Soybean planting has started. As with corn, some areas and producers are planting at a faster pace than others.
Armyworm pheromone traps in Montcalm County caught an average of five moths per trap last week and no black cutworm moths were caught this week.
Scattered showers across the region have slowed planting progress. Farmers have had to pick and choose fields that are dry enough to plant based on variable amounts of rainfall last week. Soil temperatures are in the mid- to high 50s. The northern parts of the region are still getting early morning frost. Good weather is predicted for next week, so planting will resume over the weekend (May 12-13).
Corn planting will resume this weekend as fields dry out. Early planted corn is emerging with good stands reported. It is estimated that the crop is 45 to 55 percent planted across the region. With a good week next week, the crop will be nearly planted. Burndown herbicide applications are being made.

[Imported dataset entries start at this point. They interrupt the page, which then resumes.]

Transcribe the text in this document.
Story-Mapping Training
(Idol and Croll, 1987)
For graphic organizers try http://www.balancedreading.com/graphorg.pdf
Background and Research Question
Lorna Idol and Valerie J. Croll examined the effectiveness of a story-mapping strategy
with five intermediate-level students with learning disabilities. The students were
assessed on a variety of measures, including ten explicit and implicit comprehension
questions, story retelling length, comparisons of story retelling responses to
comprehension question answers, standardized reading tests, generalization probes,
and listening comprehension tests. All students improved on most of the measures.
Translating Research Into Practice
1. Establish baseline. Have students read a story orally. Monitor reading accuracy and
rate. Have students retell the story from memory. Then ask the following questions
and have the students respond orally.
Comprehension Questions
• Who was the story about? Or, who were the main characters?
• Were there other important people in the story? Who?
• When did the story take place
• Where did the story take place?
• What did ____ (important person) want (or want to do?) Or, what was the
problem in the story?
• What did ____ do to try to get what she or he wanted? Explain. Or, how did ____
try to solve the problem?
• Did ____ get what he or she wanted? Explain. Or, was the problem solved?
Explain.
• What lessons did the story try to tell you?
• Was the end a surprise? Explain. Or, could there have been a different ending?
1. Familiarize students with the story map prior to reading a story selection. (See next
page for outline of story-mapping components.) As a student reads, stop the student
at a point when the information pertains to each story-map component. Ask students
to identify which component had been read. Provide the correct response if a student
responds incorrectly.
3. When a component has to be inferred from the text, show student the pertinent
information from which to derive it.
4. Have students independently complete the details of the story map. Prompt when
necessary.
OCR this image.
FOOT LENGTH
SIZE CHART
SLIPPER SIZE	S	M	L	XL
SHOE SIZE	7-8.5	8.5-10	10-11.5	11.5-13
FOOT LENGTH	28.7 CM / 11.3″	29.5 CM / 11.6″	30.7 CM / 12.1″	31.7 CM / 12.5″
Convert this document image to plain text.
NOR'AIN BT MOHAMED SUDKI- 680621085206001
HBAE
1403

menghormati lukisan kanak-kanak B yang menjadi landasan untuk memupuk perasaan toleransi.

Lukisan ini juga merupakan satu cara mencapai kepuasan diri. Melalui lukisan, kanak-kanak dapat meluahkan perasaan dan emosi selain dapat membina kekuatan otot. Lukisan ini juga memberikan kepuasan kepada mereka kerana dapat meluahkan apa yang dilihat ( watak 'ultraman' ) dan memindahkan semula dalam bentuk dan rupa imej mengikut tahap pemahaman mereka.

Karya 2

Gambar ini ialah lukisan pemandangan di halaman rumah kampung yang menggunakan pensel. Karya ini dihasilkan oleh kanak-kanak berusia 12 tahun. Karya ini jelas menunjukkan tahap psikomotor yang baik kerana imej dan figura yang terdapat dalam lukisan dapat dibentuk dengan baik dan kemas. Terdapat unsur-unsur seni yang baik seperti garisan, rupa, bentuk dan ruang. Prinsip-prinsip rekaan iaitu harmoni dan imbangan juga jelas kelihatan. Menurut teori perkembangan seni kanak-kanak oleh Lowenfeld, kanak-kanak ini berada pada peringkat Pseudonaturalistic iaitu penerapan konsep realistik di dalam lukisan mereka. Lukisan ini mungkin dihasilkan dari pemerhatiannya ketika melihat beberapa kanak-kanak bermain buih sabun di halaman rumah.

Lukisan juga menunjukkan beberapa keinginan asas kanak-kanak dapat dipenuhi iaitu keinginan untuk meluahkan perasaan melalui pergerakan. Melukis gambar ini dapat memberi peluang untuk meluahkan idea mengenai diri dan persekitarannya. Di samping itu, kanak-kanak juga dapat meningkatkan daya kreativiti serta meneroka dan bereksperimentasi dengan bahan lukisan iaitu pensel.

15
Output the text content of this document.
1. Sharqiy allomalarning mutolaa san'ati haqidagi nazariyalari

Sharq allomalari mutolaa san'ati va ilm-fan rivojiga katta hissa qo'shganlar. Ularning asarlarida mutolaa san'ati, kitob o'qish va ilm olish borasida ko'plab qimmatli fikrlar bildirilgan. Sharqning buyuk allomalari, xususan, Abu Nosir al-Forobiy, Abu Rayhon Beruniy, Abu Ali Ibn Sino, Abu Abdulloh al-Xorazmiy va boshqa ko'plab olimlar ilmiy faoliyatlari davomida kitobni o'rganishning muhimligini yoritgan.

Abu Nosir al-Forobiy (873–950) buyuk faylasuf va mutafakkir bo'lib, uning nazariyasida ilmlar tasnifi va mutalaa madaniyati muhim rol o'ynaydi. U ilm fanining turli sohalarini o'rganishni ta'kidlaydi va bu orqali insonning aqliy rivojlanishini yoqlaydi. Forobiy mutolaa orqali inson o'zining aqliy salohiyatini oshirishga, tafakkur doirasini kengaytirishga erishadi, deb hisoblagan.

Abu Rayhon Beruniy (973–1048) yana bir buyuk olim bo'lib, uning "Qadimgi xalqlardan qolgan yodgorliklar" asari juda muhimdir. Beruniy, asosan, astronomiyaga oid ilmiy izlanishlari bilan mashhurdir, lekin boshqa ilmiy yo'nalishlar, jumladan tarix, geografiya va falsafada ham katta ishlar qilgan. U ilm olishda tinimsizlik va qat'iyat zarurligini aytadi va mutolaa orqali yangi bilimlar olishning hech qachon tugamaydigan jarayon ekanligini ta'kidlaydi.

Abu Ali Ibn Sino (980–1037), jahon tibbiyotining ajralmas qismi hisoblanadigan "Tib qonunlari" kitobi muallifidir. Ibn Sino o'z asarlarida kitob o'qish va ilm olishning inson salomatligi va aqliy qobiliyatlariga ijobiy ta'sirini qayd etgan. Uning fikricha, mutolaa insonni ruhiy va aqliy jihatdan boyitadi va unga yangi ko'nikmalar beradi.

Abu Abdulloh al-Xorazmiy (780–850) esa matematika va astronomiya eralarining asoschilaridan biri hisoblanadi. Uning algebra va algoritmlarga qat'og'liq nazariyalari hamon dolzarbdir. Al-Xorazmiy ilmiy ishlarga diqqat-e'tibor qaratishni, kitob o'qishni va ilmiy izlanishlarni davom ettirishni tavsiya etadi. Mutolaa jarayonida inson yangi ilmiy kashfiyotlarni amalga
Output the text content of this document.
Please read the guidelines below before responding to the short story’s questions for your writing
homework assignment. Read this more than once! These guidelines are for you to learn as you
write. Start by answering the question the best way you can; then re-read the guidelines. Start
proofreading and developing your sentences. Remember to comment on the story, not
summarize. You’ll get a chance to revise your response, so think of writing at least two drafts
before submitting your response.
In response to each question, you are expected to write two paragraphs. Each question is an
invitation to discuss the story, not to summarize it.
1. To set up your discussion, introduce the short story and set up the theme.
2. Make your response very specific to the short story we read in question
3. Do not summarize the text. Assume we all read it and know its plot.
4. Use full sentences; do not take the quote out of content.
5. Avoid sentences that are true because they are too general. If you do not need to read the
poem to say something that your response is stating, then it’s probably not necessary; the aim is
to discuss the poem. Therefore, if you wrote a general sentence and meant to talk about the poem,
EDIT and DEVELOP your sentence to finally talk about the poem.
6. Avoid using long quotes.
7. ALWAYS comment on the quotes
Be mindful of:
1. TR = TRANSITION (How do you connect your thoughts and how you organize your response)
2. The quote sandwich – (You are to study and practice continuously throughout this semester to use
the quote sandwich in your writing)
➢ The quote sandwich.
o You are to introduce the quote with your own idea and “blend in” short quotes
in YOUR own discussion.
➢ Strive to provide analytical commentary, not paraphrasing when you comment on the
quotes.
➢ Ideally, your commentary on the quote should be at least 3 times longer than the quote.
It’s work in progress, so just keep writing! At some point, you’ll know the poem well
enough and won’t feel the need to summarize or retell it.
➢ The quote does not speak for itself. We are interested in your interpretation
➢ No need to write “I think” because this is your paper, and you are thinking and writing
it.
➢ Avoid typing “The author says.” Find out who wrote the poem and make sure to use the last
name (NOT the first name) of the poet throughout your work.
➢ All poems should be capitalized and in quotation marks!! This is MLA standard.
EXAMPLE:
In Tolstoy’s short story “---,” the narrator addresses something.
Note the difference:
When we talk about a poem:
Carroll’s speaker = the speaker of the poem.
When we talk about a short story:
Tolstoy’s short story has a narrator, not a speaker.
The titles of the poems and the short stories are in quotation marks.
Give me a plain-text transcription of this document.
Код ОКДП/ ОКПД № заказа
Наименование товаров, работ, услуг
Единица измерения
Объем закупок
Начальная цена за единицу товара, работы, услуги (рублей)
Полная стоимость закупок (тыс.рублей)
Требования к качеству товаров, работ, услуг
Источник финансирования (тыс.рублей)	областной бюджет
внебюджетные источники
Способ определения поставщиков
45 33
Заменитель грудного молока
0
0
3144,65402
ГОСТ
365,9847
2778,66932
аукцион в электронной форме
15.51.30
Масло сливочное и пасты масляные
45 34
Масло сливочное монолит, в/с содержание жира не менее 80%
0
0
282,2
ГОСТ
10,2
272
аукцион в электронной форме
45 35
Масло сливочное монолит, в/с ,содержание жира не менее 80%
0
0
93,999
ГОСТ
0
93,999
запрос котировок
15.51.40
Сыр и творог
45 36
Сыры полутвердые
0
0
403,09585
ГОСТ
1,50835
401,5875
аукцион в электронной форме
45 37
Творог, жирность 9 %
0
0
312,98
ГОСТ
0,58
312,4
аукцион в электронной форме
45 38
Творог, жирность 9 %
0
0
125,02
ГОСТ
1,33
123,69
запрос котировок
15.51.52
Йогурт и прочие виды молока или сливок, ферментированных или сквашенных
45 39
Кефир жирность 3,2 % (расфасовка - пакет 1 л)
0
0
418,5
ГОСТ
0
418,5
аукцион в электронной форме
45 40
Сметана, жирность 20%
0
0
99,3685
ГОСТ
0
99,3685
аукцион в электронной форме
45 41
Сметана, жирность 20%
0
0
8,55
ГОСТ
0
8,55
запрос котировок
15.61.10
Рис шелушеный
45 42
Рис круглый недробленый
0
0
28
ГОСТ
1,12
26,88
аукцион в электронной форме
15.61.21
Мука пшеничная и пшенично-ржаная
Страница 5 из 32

The soybean crop is being planted along with corn as field conditions allow. There are reports of some of the early planted fields just emerging. It is estimated that the crop is 20 percent planted. Burndown herbicide applications are needed in no-till fields.
The wheat crop is well ahead of schedule. Much of the crop has flag leaves emerged. The warm rains of last week have been very beneficial to many of the fields. Many of the fields with yellow color are beginning to green up. Powdery mildew can be found in most fields at low levels. It will be important to scout wheat fields for armyworms. Moth flights have been very high in some pockets.
The alfalfa crop is progressing and has a PEAK reading of 33 to 35 NDF. It expected that harvest will begin later next week. There are reports of alfalfa weevil feeding in fields in central Michigan. Scout for this pest. Many are expecting yields will be lower this year, but quality should be good. Watch for articles in MSU Extension News for Agriculture for crop progress.
Sugarbeets have emerged very well with no reported problems.
Oat and barley are emerging and looking very good. New alfalfa seedings look very good as well.